Lead generation is the process of attracting the interest of prospects to increase sales and grow profit. This is the first and crucial step of the sales process where both quality and quantity need to be considered. While it’s vital to generate an adequate amount of leads, ensuring they are ones with a high chance of closing is even more critical.
Where to Start?
A lead is a person or business that has shown interest in the services or products that your business provides. Often handled by the marketing team, an effective lead generation program warms up the potential prospects and guides them on the initial path to eventually buying. The biggest challenge facing most businesses is targeting the right prospects. Salespeople run out of momentum because they feel they’ve hit the limit of people and businesses they can reasonably expect to be interested in purchasing their product or service. More often than not, this happens for three main reasons: (1) they are looking in the wrong places or audiences for new business; (2) they don’t have a process for qualifying or disqualifying leads; and (3) they don’t have their buyer personas identified properly.
Generating the Right Leads
Implementing a lead generation program by itself doesn’t automatically mean you will gain quality leads and increase sales. The initiative takes time and effort to maintain. More importantly, it must nurture the right individual or business into one that expresses interest in engaging your sales team.

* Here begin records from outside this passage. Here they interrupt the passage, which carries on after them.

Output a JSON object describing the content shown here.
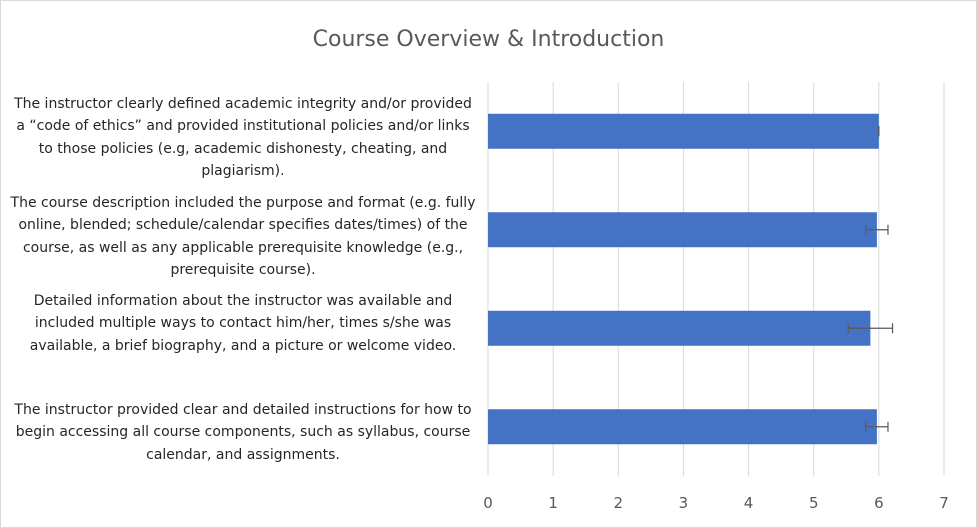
{
  "chart_data": {
    "type": "bar",
    "orientation": "horizontal",
    "title": "Course Overview & Introduction",
    "xlabel": "",
    "ylabel": "",
    "xlim": [
      0,
      7
    ],
    "x_ticks": [
      "0",
      "1",
      "2",
      "3",
      "4",
      "5",
      "6",
      "7"
    ],
    "grid": "vertical",
    "legend": "none",
    "bar_color": "#4472c4",
    "categories": [
      "The instructor clearly defined academic integrity and/or provided a “code of ethics” and provided institutional policies and/or links to those policies (e.g, academic dishonesty, cheating, and plagiarism).",
      "The course description included the purpose and format (e.g. fully online, blended; schedule/calendar specifies dates/times) of the course, as well as any applicable prerequisite knowledge (e.g., prerequisite course).",
      "Detailed information about the instructor was available and included multiple ways to contact him/her, times s/she was available, a brief biography, and a picture or welcome video.",
      "The instructor provided clear and detailed instructions for how to begin accessing all course components, such as syllabus, course calendar, and assignments."
    ],
    "values": [
      6.0,
      5.97,
      5.87,
      5.97
    ],
    "error": [
      0.0,
      0.17,
      0.34,
      0.17
    ]
  }
}
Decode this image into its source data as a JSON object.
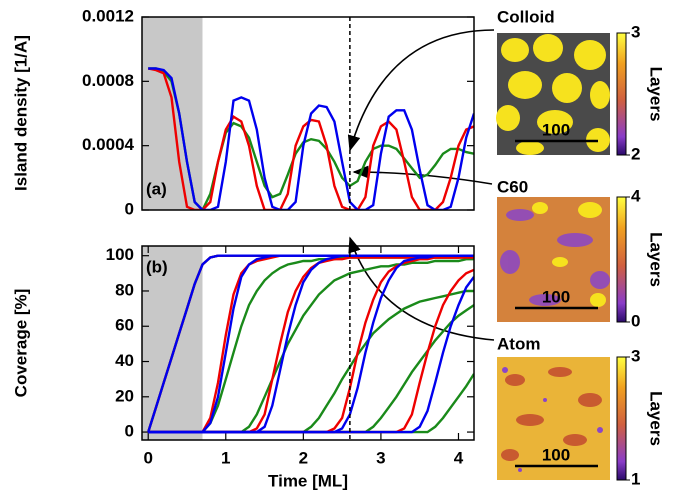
{
  "chart_data": [
    {
      "type": "line",
      "y_label": "Island density [1/A]",
      "panel_label": "(a)",
      "xlim": [
        -0.08,
        4.2
      ],
      "ylim": [
        0,
        0.0012
      ],
      "yticks": [
        0,
        0.0004,
        0.0008,
        0.0012
      ],
      "shade_to": 0.7,
      "marker_x": 2.6,
      "x": [
        0,
        0.1,
        0.2,
        0.3,
        0.4,
        0.5,
        0.6,
        0.7,
        0.8,
        0.9,
        1,
        1.1,
        1.2,
        1.3,
        1.4,
        1.5,
        1.6,
        1.7,
        1.8,
        1.9,
        2,
        2.1,
        2.2,
        2.3,
        2.4,
        2.5,
        2.6,
        2.7,
        2.8,
        2.9,
        3,
        3.1,
        3.2,
        3.3,
        3.4,
        3.5,
        3.6,
        3.7,
        3.8,
        3.9,
        4,
        4.1,
        4.2
      ],
      "series": [
        {
          "color": "#1a8a1a",
          "values": [
            0.00088,
            0.00088,
            0.00086,
            0.0008,
            0.0006,
            0.0003,
            5e-05,
            0,
            0.0001,
            0.0003,
            0.00048,
            0.00054,
            0.00052,
            0.00045,
            0.0003,
            0.00015,
            8e-05,
            0.0001,
            0.00022,
            0.00035,
            0.00042,
            0.00044,
            0.00043,
            0.00038,
            0.0003,
            0.0002,
            0.00015,
            0.00018,
            0.0003,
            0.00038,
            0.0004,
            0.0004,
            0.00038,
            0.00032,
            0.00026,
            0.0002,
            0.00022,
            0.00028,
            0.00035,
            0.00038,
            0.00038,
            0.00036,
            0.00035
          ]
        },
        {
          "color": "#ee0000",
          "values": [
            0.00088,
            0.00087,
            0.00085,
            0.0007,
            0.0003,
            2e-05,
            0,
            0,
            5e-05,
            0.0003,
            0.0005,
            0.00058,
            0.00055,
            0.0004,
            0.00015,
            0,
            0,
            0,
            0.0001,
            0.0004,
            0.00052,
            0.00056,
            0.00055,
            0.0004,
            0.00015,
            2e-05,
            0,
            0,
            8e-05,
            0.0004,
            0.00052,
            0.00055,
            0.0005,
            0.0003,
            8e-05,
            0,
            0,
            0,
            5e-05,
            0.0002,
            0.0004,
            0.0005,
            0.00052
          ]
        },
        {
          "color": "#0000ee",
          "values": [
            0.00088,
            0.00088,
            0.00087,
            0.00082,
            0.0006,
            0.0003,
            5e-05,
            0,
            0,
            2e-05,
            0.0003,
            0.00068,
            0.0007,
            0.00068,
            0.0005,
            0.0002,
            2e-05,
            0,
            0,
            5e-05,
            0.0004,
            0.0006,
            0.00065,
            0.00064,
            0.00055,
            0.0003,
            5e-05,
            0,
            0,
            3e-05,
            0.00035,
            0.00058,
            0.00062,
            0.00062,
            0.0005,
            0.00025,
            3e-05,
            0,
            0,
            2e-05,
            0.0002,
            0.00045,
            0.0006
          ]
        }
      ]
    },
    {
      "type": "line",
      "y_label": "Coverage [%]",
      "x_label": "Time [ML]",
      "panel_label": "(b)",
      "xlim": [
        -0.08,
        4.2
      ],
      "ylim": [
        -4.5,
        105.5
      ],
      "yticks": [
        0,
        20,
        40,
        60,
        80,
        100
      ],
      "xticks": [
        0,
        1,
        2,
        3,
        4
      ],
      "shade_to": 0.7,
      "marker_x": 2.6,
      "x": [
        0,
        0.1,
        0.2,
        0.3,
        0.4,
        0.5,
        0.6,
        0.7,
        0.8,
        0.9,
        1,
        1.1,
        1.2,
        1.3,
        1.4,
        1.5,
        1.6,
        1.7,
        1.8,
        1.9,
        2,
        2.1,
        2.2,
        2.3,
        2.4,
        2.5,
        2.6,
        2.7,
        2.8,
        2.9,
        3,
        3.1,
        3.2,
        3.3,
        3.4,
        3.5,
        3.6,
        3.7,
        3.8,
        3.9,
        4,
        4.1,
        4.2
      ],
      "series": [
        {
          "color": "#1a8a1a",
          "values": [
            0,
            14,
            28,
            42,
            56,
            70,
            84,
            95,
            99,
            100,
            100,
            100,
            100,
            100,
            100,
            100,
            100,
            100,
            100,
            100,
            100,
            100,
            100,
            100,
            100,
            100,
            100,
            100,
            100,
            100,
            100,
            100,
            100,
            100,
            100,
            100,
            100,
            100,
            100,
            100,
            100,
            100,
            100
          ]
        },
        {
          "color": "#1a8a1a",
          "values": [
            0,
            0,
            0,
            0,
            0,
            0,
            0,
            0,
            5,
            15,
            30,
            45,
            60,
            72,
            80,
            86,
            90,
            93,
            95,
            96,
            97,
            97,
            98,
            98,
            98,
            99,
            99,
            99,
            99,
            99,
            99,
            99,
            99,
            99,
            99,
            99,
            99,
            99,
            99,
            99,
            99,
            99,
            99
          ]
        },
        {
          "color": "#1a8a1a",
          "values": [
            0,
            0,
            0,
            0,
            0,
            0,
            0,
            0,
            0,
            0,
            0,
            0,
            0,
            3,
            10,
            20,
            30,
            40,
            50,
            58,
            66,
            72,
            78,
            82,
            86,
            88,
            90,
            91,
            92,
            93,
            94,
            94,
            95,
            95,
            96,
            96,
            96,
            97,
            97,
            97,
            97,
            98,
            98
          ]
        },
        {
          "color": "#1a8a1a",
          "values": [
            0,
            0,
            0,
            0,
            0,
            0,
            0,
            0,
            0,
            0,
            0,
            0,
            0,
            0,
            0,
            0,
            0,
            0,
            0,
            0,
            0,
            3,
            8,
            15,
            22,
            30,
            37,
            44,
            50,
            56,
            60,
            64,
            67,
            70,
            72,
            74,
            75,
            76,
            77,
            78,
            79,
            80,
            80
          ]
        },
        {
          "color": "#1a8a1a",
          "values": [
            0,
            0,
            0,
            0,
            0,
            0,
            0,
            0,
            0,
            0,
            0,
            0,
            0,
            0,
            0,
            0,
            0,
            0,
            0,
            0,
            0,
            0,
            0,
            0,
            0,
            0,
            0,
            0,
            0,
            3,
            8,
            14,
            20,
            27,
            34,
            40,
            46,
            52,
            57,
            62,
            66,
            69,
            72
          ]
        },
        {
          "color": "#1a8a1a",
          "values": [
            0,
            0,
            0,
            0,
            0,
            0,
            0,
            0,
            0,
            0,
            0,
            0,
            0,
            0,
            0,
            0,
            0,
            0,
            0,
            0,
            0,
            0,
            0,
            0,
            0,
            0,
            0,
            0,
            0,
            0,
            0,
            0,
            0,
            0,
            0,
            0,
            0,
            3,
            8,
            14,
            20,
            26,
            33
          ]
        },
        {
          "color": "#ee0000",
          "values": [
            0,
            14,
            28,
            42,
            56,
            70,
            84,
            95,
            99,
            100,
            100,
            100,
            100,
            100,
            100,
            100,
            100,
            100,
            100,
            100,
            100,
            100,
            100,
            100,
            100,
            100,
            100,
            100,
            100,
            100,
            100,
            100,
            100,
            100,
            100,
            100,
            100,
            100,
            100,
            100,
            100,
            100,
            100
          ]
        },
        {
          "color": "#ee0000",
          "values": [
            0,
            0,
            0,
            0,
            0,
            0,
            0,
            0,
            8,
            28,
            55,
            78,
            90,
            95,
            97,
            98,
            99,
            100,
            100,
            100,
            100,
            100,
            100,
            100,
            100,
            100,
            100,
            100,
            100,
            100,
            100,
            100,
            100,
            100,
            100,
            100,
            100,
            100,
            100,
            100,
            100,
            100,
            100
          ]
        },
        {
          "color": "#ee0000",
          "values": [
            0,
            0,
            0,
            0,
            0,
            0,
            0,
            0,
            0,
            0,
            0,
            0,
            0,
            0,
            2,
            10,
            30,
            50,
            68,
            80,
            88,
            93,
            96,
            97,
            98,
            98,
            99,
            99,
            99,
            99,
            99,
            99,
            99,
            99,
            99,
            99,
            99,
            99,
            99,
            99,
            99,
            99,
            99
          ]
        },
        {
          "color": "#ee0000",
          "values": [
            0,
            0,
            0,
            0,
            0,
            0,
            0,
            0,
            0,
            0,
            0,
            0,
            0,
            0,
            0,
            0,
            0,
            0,
            0,
            0,
            0,
            0,
            0,
            0,
            2,
            8,
            25,
            45,
            62,
            75,
            85,
            91,
            94,
            96,
            97,
            98,
            98,
            99,
            99,
            99,
            99,
            100,
            100
          ]
        },
        {
          "color": "#ee0000",
          "values": [
            0,
            0,
            0,
            0,
            0,
            0,
            0,
            0,
            0,
            0,
            0,
            0,
            0,
            0,
            0,
            0,
            0,
            0,
            0,
            0,
            0,
            0,
            0,
            0,
            0,
            0,
            0,
            0,
            0,
            0,
            0,
            0,
            0,
            2,
            10,
            28,
            45,
            60,
            72,
            80,
            86,
            90,
            92
          ]
        },
        {
          "color": "#0000ee",
          "values": [
            0,
            14,
            28,
            42,
            56,
            70,
            84,
            95,
            99,
            100,
            100,
            100,
            100,
            100,
            100,
            100,
            100,
            100,
            100,
            100,
            100,
            100,
            100,
            100,
            100,
            100,
            100,
            100,
            100,
            100,
            100,
            100,
            100,
            100,
            100,
            100,
            100,
            100,
            100,
            100,
            100,
            100,
            100
          ]
        },
        {
          "color": "#0000ee",
          "values": [
            0,
            0,
            0,
            0,
            0,
            0,
            0,
            0,
            5,
            20,
            45,
            70,
            88,
            95,
            98,
            99,
            100,
            100,
            100,
            100,
            100,
            100,
            100,
            100,
            100,
            100,
            100,
            100,
            100,
            100,
            100,
            100,
            100,
            100,
            100,
            100,
            100,
            100,
            100,
            100,
            100,
            100,
            100
          ]
        },
        {
          "color": "#0000ee",
          "values": [
            0,
            0,
            0,
            0,
            0,
            0,
            0,
            0,
            0,
            0,
            0,
            0,
            0,
            0,
            0,
            3,
            15,
            35,
            55,
            72,
            85,
            92,
            96,
            98,
            99,
            100,
            100,
            100,
            100,
            100,
            100,
            100,
            100,
            100,
            100,
            100,
            100,
            100,
            100,
            100,
            100,
            100,
            100
          ]
        },
        {
          "color": "#0000ee",
          "values": [
            0,
            0,
            0,
            0,
            0,
            0,
            0,
            0,
            0,
            0,
            0,
            0,
            0,
            0,
            0,
            0,
            0,
            0,
            0,
            0,
            0,
            0,
            0,
            0,
            0,
            2,
            10,
            25,
            45,
            62,
            76,
            86,
            93,
            97,
            98,
            99,
            99,
            100,
            100,
            100,
            100,
            100,
            100
          ]
        },
        {
          "color": "#0000ee",
          "values": [
            0,
            0,
            0,
            0,
            0,
            0,
            0,
            0,
            0,
            0,
            0,
            0,
            0,
            0,
            0,
            0,
            0,
            0,
            0,
            0,
            0,
            0,
            0,
            0,
            0,
            0,
            0,
            0,
            0,
            0,
            0,
            0,
            0,
            0,
            0,
            3,
            12,
            28,
            45,
            60,
            72,
            82,
            88
          ]
        }
      ]
    }
  ],
  "insets": [
    {
      "label": "Colloid",
      "scale": "100",
      "colorbar_label": "Layers",
      "colorbar_ticks": [
        2,
        3
      ]
    },
    {
      "label": "C60",
      "scale": "100",
      "colorbar_label": "Layers",
      "colorbar_ticks": [
        0,
        4
      ]
    },
    {
      "label": "Atom",
      "scale": "100",
      "colorbar_label": "Layers",
      "colorbar_ticks": [
        1,
        3
      ]
    }
  ]
}
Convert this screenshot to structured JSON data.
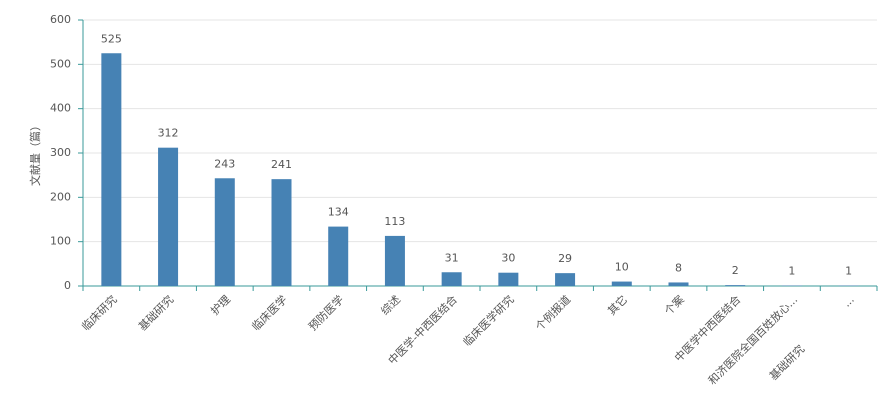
{
  "chart_data": {
    "type": "bar",
    "y_label": "文献量（篇）",
    "categories": [
      "临床研究",
      "基础研究",
      "护理",
      "临床医学",
      "预防医学",
      "综述",
      "中医学-中西医结合",
      "临床医学研究",
      "个例报道",
      "其它",
      "个案",
      "中医学中西医结合",
      [
        "和济医院全国百姓放心...",
        "基础研究"
      ],
      "..."
    ],
    "values": [
      525,
      312,
      243,
      241,
      134,
      113,
      31,
      30,
      29,
      10,
      8,
      2,
      1,
      1
    ],
    "color": "#4682b4",
    "ylim": [
      0,
      600
    ],
    "yticks": [
      0,
      100,
      200,
      300,
      400,
      500,
      600
    ],
    "grid": true
  }
}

Before someone becomes a lead, they begin as a simple contact. You will be able to determine each lead’s potential based on their interest levels from your marketing efforts. From there, you will want to put forth a communications strategy to cultivate that lead. Be sure to categorize that person or business as a hot, warm or cold lead depending on the their response to the promotional material. Leads that have taken an action, whether that’s asking for a call back or engaging with your firm, should be marked as hot leads. Hot leads are your highest chance of closing, warm leads are secondary only needing a little more interaction to convince them to buy and cold leads have shown minimal interest but aren’t completely disqualified.
From here, your marketing team or lead generation manager will outline who will follow up and how they will follow up with each category of lead. Most often, sales take over the hot leads first and then moves to the warm leads. While marketing nurtures the cold leads through promotional campaigns to keep your firm in the forefront of their mind.
Leads to Opportunities
The process doesn’t stop after categorizing the lead. Qualifying, nurturing, and transferring these existing as well as new contacts into leads takes sustained effort. The more qualified leads you to gain through this process, the stronger your sales will be with selling opportunities to those leads.
For most small businesses it’s ideal to review your lead lists a minimum of twice a week. This way you can remain on top of nurturing those warm leads into hot leads and those hot leads into revenue for your business.
Developing a lead generation program that best suits your business isn’t always the easiest project. It’s essential to have sales and marketing supporting each other to increase the success of your program. Your team needs to follow through in maintaining and overseeing the lead process. We recommend working with a business advisor who can provide clarity and guidance along the way.